I have Dispraxia, which is a lesser seen type. It’s often grouped in as a little brother in the Aspergers, ADHD and Autism group, and is difficult to diagnose (especially in adults). It very often goes undiagnosed, and equally often misdiagnosed as dislexia, ADD, or high functioning Autism. In the old days it was sometimes called ‘Clumsy child syndrome’.
What makes it unique is ‘how it presents’ versus ‘what it is’.
What it is: Disfunction of the brain’s praxis center, which is the part of the brain that turns ‘thinking an action/motor function’ into ‘performing the action/motor function’.

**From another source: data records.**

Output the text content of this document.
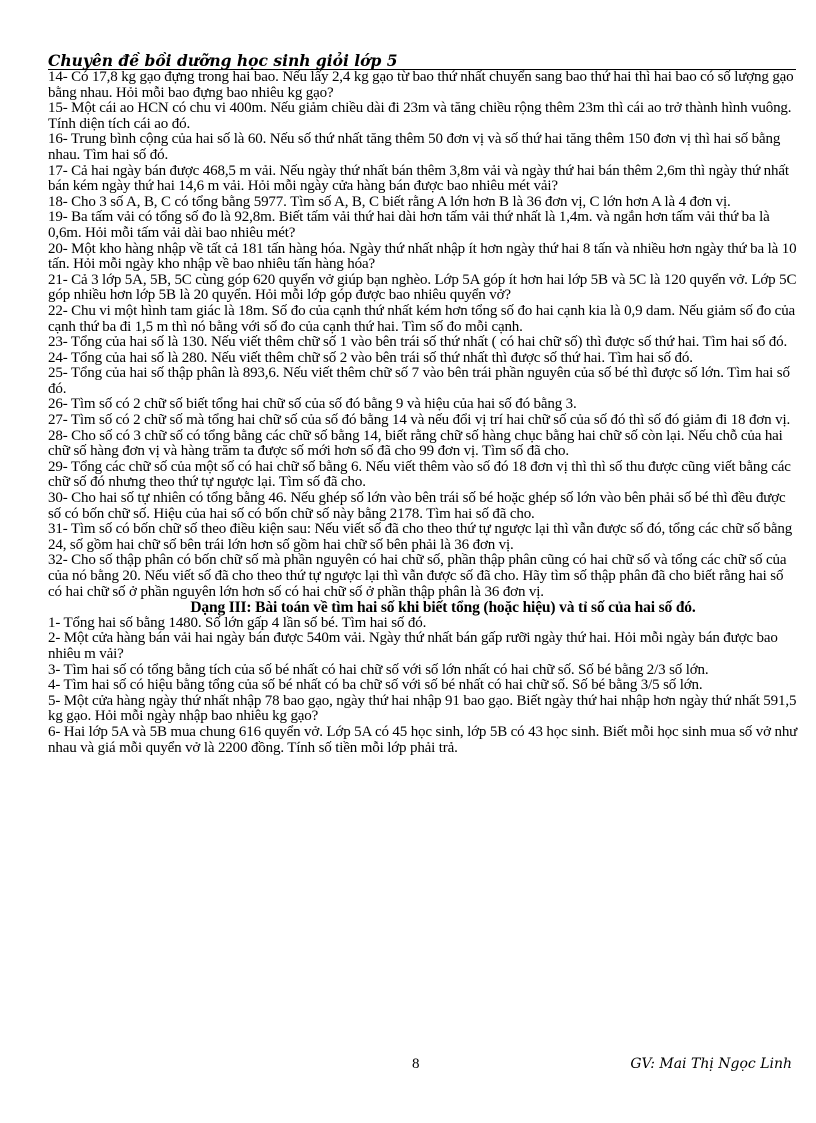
Chuyên đề bồi dưỡng học sinh giỏi lớp 5

14- Có 17,8 kg gạo đựng trong hai bao. Nếu lấy 2,4 kg gạo từ bao thứ nhất chuyển sang bao thứ hai thì hai bao có số lượng gạo bằng nhau. Hỏi mỗi bao đựng bao nhiêu kg gạo?

15- Một cái ao HCN có chu vi 400m. Nếu giảm chiều dài đi 23m và tăng chiều rộng thêm 23m thì cái ao trở thành hình vuông. Tính diện tích cái ao đó.

16- Trung bình cộng của hai số là 60. Nếu số thứ nhất tăng thêm 50 đơn vị và số thứ hai tăng thêm 150 đơn vị thì hai số bằng nhau. Tìm hai số đó.

17- Cả hai ngày bán được 468,5 m vải. Nếu ngày thứ nhất bán thêm 3,8m vải và ngày thứ hai bán thêm 2,6m thì ngày thứ nhất bán kém ngày thứ hai 14,6 m vải. Hỏi mỗi ngày cửa hàng bán được bao nhiêu mét vải?

18- Cho 3 số A, B, C có tổng bằng 5977. Tìm số A, B, C biết rằng A lớn hơn B là 36 đơn vị, C lớn hơn A là 4 đơn vị.

19- Ba tấm vải có tổng số đo là 92,8m. Biết tấm vải thứ hai dài hơn tấm vải thứ nhất là 1,4m. và ngắn hơn tấm vải thứ ba là 0,6m. Hỏi mỗi tấm vải dài bao nhiêu mét?

20- Một kho hàng nhập về tất cả 181 tấn hàng hóa. Ngày thứ nhất nhập ít hơn ngày thứ hai 8 tấn và nhiều hơn ngày thứ ba là 10 tấn. Hỏi mỗi ngày kho nhập về bao nhiêu tấn hàng hóa?

21- Cả 3 lớp 5A, 5B, 5C cùng góp 620 quyển vở giúp bạn nghèo. Lớp 5A góp ít hơn hai lớp 5B và 5C là 120 quyển vở. Lớp 5C góp nhiều hơn lớp 5B là 20 quyển. Hỏi mỗi lớp góp được bao nhiêu quyển vở?

22- Chu vi một hình tam giác là 18m. Số đo của cạnh thứ nhất kém hơn tổng số đo hai cạnh kia là 0,9 dam. Nếu giảm số đo của cạnh thứ ba đi 1,5 m thì nó bằng với số đo của cạnh thứ hai. Tìm số đo mỗi cạnh.

23- Tổng của hai số là 130. Nếu viết thêm chữ số 1 vào bên trái số thứ nhất ( có hai chữ số) thì được số thứ hai. Tìm hai số đó.

24- Tổng của hai số là 280. Nếu viết thêm chữ số 2 vào bên trái số thứ nhất thì được số thứ hai. Tìm hai số đó.

25- Tổng của hai số thập phân là 893,6. Nếu viết thêm chữ số 7 vào bên trái phần nguyên của số bé thì được số lớn. Tìm hai số đó.

26- Tìm số có 2 chữ số biết tổng hai chữ số của số đó bằng 9 và hiệu của hai số đó bằng 3.

27- Tìm số có 2 chữ số mà tổng hai chữ số của số đó bằng 14 và nếu đổi vị trí hai chữ số của số đó thì số đó giảm đi 18 đơn vị.

28- Cho số có 3 chữ số có tổng bằng các chữ số bằng 14, biết rằng chữ số hàng chục bằng hai chữ số còn lại. Nếu chỗ của hai chữ số hàng đơn vị và hàng trăm ta được số mới hơn số đã cho 99 đơn vị. Tìm số đã cho.

29- Tổng các chữ số của một số có hai chữ số bằng 6. Nếu viết thêm vào số đó 18 đơn vị thì thì số thu được cũng viết bằng các chữ số đó nhưng theo thứ tự ngược lại. Tìm số đã cho.

30- Cho hai số tự nhiên có tổng bằng 46. Nếu ghép số lớn vào bên trái số bé hoặc ghép số lớn vào bên phải số bé thì đều được số có bốn chữ số. Hiệu của hai số có bốn chữ số này bằng 2178. Tìm hai số đã cho.

31- Tìm số có bốn chữ số theo điều kiện sau: Nếu viết số đã cho theo thứ tự ngược lại thì vẫn được số đó, tổng các chữ số bằng 24, số gồm hai chữ số bên trái lớn hơn số gồm hai chữ số bên phải là 36 đơn vị.

32- Cho số thập phân có bốn chữ số mà phần nguyên có hai chữ số, phần thập phân cũng có hai chữ số và tổng các chữ số của của nó bằng 20. Nếu viết số đã cho theo thứ tự ngược lại thì vẫn được số đã cho. Hãy tìm số thập phân đã cho biết rằng hai số có hai chữ số ở phần nguyên lớn hơn số có hai chữ số ở phần thập phân là 36 đơn vị.

Dạng III: Bài toán về tìm hai số khi biết tổng (hoặc hiệu) và tỉ số của hai số đó.

1- Tổng hai số bằng 1480. Số lớn gấp 4 lần số bé. Tìm hai số đó.

2- Một cửa hàng bán vải hai ngày bán được 540m vải. Ngày thứ nhất bán gấp rưỡi ngày thứ hai. Hỏi mỗi ngày bán được bao nhiêu m vải?

3- Tìm hai số có tổng bằng tích của số bé nhất có hai chữ số với số lớn nhất có hai chữ số. Số bé bằng 2/3 số lớn.

4- Tìm hai số có hiệu bằng tổng của số bé nhất có ba chữ số với số bé nhất có hai chữ số. Số bé bằng 3/5 số lớn.

5- Một cửa hàng ngày thứ nhất nhập 78 bao gạo, ngày thứ hai nhập 91 bao gạo. Biết ngày thứ hai nhập hơn ngày thứ nhất 591,5 kg gạo. Hỏi mỗi ngày nhập bao nhiêu kg gạo?

6- Hai lớp 5A và 5B mua chung 616 quyển vở. Lớp 5A có 45 học sinh, lớp 5B có 43 học sinh. Biết mỗi học sinh mua số vở như nhau và giá mỗi quyển vở là 2200 đồng. Tính số tiền mỗi lớp phải trả.

8	GV: Mai Thị Ngọc Linh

How it presents: People growing up with dispraxia learn to concentrate on every single manual action and everything they are learning to do; nothing is automatic. It’s like “always being clumsy or drunk, unless you focus”.
Living with this level of concentrate-or-you’ll-fuck-up-a-basic-manual-task, has secondary effects that are widespread but the most well known ones are:
Slow learners: children take noticeably longer to learn to crawl, talk, walk, cycle a bike, tie shoelaces, handwriting, typing, then their peers.
Clumsiness. Forgetfulness. out-of-character stupidity at weird times, out of character intelligence at weird times, forgetting names and words for things, missing appointments, missing bus stops, Hatred/discomfort of certain fabrics/ clothes, hypersensitivity of water temperature (like having a shower that’s not literally within 0.5% the perfect temperature) .
Two people with dyspraxia might exhibit two completely different sets of secondary problems, but my strongest ones are forgetting appointments, names and words, train stops (medium term memory tasks) and poor linguistic skills.